Apeel社の成功を以って、今では類似スタートアップが世界中にあり、ピッチをお伺いすることも増えています。
日本においては、生鮮食品のサプライチェーンは、非効率性はあるものの「綺麗」を重視した形でとても整ってはいるので、既に色々な技術や工夫がなされています。コールドチェーン・冷蔵技術も充実し、エチレンガス分解技術などもあり、ちょっとした形で果物や野菜の一部分を切ったり加工したりして長持ちさせるノウハウも多く、何より、フィルムなども使われてきていましたし。
なので、日本では、ESG観点では、見た目として少しばかり傷ついたものも消費するようなマインドの普及も重要かな、と思います。CEOとは数年前に会話をしていました。理論上は様々な果物や野菜で専用液を作れるが、ニーズと単価でアボカドや柑橘類にフォーカスしているとのこと。
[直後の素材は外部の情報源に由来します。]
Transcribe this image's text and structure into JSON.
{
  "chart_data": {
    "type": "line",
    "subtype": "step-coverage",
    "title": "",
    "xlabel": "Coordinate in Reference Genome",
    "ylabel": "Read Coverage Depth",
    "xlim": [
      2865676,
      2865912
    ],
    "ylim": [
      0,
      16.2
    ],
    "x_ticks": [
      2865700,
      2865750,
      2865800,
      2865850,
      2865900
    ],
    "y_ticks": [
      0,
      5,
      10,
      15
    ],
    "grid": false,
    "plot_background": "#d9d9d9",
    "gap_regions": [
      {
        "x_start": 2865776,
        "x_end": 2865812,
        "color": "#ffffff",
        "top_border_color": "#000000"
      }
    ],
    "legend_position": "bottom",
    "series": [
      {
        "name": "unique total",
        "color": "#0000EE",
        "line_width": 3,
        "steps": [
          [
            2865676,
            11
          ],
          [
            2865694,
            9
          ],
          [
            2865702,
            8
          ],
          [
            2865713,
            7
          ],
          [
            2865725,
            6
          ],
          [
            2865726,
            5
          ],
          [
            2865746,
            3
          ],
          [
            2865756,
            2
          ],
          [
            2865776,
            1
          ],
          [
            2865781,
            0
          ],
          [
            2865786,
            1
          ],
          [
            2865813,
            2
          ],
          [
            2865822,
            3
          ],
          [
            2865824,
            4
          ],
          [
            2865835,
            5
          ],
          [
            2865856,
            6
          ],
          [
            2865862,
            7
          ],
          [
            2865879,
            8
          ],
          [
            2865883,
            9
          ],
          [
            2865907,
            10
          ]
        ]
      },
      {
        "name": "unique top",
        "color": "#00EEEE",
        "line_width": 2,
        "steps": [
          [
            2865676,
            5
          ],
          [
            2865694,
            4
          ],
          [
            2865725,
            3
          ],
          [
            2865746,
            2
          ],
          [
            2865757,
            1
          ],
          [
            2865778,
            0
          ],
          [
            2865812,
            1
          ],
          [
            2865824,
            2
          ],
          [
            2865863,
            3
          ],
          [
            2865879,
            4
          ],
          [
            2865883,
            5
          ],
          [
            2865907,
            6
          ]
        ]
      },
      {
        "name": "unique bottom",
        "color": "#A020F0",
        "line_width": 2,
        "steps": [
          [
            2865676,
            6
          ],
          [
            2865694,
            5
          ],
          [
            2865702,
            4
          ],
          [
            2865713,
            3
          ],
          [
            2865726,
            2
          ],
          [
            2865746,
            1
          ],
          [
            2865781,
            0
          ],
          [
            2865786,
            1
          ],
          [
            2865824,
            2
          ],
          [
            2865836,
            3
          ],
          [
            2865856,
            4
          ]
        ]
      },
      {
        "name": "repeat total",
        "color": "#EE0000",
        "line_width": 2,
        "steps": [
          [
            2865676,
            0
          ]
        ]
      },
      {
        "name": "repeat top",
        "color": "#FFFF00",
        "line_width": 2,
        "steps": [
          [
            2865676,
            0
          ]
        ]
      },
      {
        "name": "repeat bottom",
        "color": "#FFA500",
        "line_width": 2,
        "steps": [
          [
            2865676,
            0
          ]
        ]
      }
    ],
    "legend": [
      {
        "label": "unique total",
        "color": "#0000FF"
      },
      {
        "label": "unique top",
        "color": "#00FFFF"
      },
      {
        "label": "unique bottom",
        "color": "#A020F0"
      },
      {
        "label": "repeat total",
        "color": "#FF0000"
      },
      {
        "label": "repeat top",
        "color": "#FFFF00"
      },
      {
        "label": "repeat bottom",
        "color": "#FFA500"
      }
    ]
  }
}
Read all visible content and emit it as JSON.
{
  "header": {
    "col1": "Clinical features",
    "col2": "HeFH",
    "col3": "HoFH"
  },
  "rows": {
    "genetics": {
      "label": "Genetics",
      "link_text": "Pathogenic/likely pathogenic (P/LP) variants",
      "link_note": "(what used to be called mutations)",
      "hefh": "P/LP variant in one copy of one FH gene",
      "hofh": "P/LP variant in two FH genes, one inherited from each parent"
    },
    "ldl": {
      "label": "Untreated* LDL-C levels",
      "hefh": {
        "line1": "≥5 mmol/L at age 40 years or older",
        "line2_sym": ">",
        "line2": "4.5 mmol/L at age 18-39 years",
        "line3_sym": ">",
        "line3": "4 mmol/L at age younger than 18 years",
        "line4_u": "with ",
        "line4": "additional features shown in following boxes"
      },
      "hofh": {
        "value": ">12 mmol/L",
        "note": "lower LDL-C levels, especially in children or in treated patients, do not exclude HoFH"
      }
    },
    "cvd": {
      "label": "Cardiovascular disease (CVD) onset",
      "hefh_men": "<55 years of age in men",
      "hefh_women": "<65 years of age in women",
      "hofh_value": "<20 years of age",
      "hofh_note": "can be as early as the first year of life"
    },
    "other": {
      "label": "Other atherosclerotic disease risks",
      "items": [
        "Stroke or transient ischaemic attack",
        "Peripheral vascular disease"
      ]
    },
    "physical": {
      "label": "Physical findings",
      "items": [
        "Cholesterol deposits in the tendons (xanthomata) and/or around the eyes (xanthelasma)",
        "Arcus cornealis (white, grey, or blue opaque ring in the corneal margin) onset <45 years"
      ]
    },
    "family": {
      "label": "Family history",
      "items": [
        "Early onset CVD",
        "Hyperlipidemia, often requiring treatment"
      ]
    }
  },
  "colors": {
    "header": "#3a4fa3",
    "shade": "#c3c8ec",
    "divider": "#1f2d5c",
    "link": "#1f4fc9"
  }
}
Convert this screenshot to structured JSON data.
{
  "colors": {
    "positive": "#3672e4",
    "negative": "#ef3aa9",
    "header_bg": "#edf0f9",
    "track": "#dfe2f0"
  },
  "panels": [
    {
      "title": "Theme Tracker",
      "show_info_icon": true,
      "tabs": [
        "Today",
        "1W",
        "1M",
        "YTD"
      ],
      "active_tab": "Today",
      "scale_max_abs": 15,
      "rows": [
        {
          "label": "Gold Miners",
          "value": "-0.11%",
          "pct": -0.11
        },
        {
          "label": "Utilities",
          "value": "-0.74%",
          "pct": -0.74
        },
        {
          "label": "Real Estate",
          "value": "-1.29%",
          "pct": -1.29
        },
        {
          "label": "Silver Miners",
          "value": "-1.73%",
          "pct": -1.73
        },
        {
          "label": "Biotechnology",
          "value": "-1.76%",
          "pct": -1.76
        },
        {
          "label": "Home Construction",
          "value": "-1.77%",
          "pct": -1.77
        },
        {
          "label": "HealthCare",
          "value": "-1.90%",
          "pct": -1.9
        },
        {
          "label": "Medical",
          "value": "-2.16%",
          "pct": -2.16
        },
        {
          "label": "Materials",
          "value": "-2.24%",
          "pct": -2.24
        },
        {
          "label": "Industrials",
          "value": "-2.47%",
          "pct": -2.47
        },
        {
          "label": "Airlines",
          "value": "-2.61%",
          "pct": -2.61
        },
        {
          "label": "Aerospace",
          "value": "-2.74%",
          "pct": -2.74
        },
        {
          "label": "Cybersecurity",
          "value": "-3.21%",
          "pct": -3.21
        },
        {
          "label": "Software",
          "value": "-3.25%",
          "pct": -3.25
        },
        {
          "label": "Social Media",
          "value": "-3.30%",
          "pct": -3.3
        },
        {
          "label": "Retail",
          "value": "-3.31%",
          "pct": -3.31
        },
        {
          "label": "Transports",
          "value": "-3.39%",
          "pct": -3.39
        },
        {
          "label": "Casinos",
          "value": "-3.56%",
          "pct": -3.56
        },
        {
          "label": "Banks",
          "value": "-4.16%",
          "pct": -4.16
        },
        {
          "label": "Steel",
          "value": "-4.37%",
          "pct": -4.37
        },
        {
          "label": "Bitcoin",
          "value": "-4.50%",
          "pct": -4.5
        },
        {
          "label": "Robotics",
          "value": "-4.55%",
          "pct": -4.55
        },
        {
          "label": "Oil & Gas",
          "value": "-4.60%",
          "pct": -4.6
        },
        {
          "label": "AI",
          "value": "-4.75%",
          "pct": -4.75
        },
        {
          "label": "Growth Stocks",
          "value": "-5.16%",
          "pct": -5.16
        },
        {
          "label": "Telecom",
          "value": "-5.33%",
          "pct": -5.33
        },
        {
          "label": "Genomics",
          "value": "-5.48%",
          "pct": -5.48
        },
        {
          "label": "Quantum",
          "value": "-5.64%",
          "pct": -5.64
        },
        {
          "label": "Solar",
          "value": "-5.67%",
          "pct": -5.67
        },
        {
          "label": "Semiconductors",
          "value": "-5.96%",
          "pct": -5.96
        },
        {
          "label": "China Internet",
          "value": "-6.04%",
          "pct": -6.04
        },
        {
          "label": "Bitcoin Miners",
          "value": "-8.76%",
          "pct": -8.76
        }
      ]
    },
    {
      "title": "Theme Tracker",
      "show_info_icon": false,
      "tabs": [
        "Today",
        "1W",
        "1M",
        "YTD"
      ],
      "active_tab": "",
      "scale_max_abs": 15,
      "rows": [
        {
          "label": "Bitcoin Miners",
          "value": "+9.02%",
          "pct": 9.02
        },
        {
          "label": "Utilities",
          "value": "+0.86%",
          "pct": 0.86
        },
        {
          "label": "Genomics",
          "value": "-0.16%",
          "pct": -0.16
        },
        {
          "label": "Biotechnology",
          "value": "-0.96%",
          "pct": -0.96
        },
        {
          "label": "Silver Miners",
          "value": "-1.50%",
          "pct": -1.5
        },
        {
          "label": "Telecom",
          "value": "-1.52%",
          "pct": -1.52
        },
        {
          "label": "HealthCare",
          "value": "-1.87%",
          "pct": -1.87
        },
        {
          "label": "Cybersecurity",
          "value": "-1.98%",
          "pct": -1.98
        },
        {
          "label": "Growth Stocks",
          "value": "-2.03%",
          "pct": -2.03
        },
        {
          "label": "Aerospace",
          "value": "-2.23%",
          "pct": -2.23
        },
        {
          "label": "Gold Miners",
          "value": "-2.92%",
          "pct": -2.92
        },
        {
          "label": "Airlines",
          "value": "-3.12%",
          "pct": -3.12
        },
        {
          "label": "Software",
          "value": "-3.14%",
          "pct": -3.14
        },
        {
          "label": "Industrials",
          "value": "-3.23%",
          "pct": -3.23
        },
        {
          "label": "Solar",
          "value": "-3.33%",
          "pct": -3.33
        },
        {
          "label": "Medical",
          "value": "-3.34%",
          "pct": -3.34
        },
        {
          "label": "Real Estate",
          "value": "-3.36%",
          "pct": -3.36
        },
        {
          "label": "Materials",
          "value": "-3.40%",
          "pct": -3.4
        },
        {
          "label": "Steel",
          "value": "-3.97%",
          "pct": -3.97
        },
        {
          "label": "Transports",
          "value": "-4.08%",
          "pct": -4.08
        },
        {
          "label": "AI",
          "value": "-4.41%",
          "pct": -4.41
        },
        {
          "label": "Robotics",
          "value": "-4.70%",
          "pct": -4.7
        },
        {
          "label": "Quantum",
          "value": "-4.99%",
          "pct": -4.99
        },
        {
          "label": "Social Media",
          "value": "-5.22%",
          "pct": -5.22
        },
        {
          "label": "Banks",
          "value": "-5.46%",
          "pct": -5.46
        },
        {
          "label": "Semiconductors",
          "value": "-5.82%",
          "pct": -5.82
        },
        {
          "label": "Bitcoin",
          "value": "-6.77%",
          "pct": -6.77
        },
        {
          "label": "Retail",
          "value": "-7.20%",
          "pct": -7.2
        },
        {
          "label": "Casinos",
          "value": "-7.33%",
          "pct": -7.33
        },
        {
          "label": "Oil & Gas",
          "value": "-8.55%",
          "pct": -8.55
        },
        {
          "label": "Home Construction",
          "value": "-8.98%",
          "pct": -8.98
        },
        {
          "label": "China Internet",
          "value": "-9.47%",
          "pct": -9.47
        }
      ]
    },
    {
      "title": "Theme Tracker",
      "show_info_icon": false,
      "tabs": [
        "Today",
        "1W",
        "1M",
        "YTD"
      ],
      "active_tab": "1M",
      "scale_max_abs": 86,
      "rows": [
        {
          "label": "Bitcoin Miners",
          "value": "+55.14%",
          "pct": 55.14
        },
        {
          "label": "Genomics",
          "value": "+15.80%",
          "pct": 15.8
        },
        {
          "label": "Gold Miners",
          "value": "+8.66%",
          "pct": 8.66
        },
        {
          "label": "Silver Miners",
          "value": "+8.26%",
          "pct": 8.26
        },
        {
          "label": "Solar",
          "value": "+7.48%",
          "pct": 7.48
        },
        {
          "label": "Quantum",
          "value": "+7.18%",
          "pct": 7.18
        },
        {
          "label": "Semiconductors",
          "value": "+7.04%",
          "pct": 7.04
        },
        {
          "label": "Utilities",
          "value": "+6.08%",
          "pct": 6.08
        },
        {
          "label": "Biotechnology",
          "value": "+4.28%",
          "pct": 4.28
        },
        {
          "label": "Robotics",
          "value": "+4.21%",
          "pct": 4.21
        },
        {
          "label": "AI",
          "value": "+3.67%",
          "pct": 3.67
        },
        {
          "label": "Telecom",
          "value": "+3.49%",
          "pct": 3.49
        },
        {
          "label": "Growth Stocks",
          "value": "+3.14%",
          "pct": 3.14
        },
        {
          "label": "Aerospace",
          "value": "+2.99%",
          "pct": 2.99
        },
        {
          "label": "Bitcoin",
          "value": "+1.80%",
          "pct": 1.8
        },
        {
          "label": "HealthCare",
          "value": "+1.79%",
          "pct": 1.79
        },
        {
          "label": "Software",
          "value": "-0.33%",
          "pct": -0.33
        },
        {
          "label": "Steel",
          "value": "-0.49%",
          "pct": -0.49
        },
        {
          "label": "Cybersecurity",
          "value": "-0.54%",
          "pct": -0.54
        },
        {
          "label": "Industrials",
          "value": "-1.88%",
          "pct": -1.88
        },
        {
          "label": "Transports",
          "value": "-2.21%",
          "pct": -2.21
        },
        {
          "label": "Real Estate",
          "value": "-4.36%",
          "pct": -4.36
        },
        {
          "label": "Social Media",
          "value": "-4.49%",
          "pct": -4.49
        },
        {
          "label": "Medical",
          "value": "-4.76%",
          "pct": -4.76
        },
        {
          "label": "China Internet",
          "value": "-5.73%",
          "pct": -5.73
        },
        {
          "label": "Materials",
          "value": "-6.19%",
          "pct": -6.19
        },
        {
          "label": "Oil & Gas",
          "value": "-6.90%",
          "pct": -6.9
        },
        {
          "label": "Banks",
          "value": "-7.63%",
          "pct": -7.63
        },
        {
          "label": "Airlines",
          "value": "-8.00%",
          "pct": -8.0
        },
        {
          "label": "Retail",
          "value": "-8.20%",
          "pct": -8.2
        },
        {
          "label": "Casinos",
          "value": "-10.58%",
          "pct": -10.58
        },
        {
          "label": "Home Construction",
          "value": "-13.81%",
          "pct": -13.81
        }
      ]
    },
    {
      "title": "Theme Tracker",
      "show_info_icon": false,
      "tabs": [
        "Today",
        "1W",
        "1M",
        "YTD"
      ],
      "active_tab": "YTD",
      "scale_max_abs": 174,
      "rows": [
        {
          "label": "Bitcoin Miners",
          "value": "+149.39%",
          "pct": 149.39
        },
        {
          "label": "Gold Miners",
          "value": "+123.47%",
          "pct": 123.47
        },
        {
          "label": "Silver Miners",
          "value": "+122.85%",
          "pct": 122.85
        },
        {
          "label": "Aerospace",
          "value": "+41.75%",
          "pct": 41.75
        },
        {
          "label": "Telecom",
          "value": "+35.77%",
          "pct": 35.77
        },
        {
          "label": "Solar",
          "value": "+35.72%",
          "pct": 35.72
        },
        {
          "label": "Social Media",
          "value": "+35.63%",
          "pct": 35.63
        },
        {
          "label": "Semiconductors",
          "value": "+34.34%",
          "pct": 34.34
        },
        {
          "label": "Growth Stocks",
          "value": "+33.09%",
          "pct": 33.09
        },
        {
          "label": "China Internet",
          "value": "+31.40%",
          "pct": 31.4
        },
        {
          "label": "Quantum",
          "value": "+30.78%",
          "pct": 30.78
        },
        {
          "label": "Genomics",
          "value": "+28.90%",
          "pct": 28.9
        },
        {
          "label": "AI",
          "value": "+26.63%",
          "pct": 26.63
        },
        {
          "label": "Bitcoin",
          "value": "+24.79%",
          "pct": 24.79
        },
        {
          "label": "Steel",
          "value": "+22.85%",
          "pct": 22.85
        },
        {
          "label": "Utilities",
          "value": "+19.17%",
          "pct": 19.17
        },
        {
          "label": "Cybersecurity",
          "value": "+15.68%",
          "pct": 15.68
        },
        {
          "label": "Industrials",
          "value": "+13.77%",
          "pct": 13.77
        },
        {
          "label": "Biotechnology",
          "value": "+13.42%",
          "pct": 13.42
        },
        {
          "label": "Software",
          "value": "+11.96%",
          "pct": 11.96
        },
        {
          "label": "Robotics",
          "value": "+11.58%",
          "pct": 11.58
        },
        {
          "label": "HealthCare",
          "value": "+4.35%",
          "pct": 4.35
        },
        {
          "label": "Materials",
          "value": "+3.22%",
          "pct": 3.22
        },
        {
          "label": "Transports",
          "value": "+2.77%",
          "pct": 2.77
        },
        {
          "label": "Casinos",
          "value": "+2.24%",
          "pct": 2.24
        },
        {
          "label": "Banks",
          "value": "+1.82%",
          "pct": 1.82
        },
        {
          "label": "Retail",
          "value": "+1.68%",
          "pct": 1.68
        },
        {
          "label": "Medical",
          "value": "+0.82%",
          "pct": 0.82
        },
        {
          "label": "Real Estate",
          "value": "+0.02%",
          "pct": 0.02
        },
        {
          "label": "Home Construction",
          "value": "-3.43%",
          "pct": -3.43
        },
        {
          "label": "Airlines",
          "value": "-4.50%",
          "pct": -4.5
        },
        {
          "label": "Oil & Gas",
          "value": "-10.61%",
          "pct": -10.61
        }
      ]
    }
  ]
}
日本の小売の方とお話しすると、日本では葉物野菜の品質保持期限を伸ばすニーズが非常に強いそうです。葉物野菜だと、専用液の付け方が変わってくるので、対応品種を増やすのにはオペレーションも合わせて対応する必要があります。
世界的にバナナやアボカドは消費量に対しての廃棄量が多い。バナナは世界で最も捨てられ、アボカドも例えば今爆発的に流通が伸びる欧州市場では年間流通量の1/3は捨てられていると言われるくらい。人体に対して害のない日持ち向上剤の開発は大事でしょうね。
ただ、同時に賞味期間が伸びて喜ぶのは廃棄リスクが減る販売者と消費者であり、生産者的な立場では売上を支えているのが回転率の高さ、つまり果物の足の早さである場合もある。捨てられるから、次の注文が来る。賞味期限が伸びて、売れ行きが伸びなければ、結果的に生産者は減収減益。だから、生果に関わる人の中には心底では複雑な人も多いだろうね。流通側にとっては廃棄リスクが減るわけだから、その分掛け率を上げて生産者の収益性を補填してあげるくらいの、生産者への強力も必要なのではないかなと思います。
ちなみに、アボカドのおいしさと追熟は基本的にはあまり大きな関連がありませんので笑。追熟で変わるのは食味、つまり硬さであって、根本的な味の決定要素である成分は摘み取る前の段階でしか増えません。不味いアボカドにApeelを使っても、不味いまま日持ちするだけだ、ということだけ最後に付け加えておきます。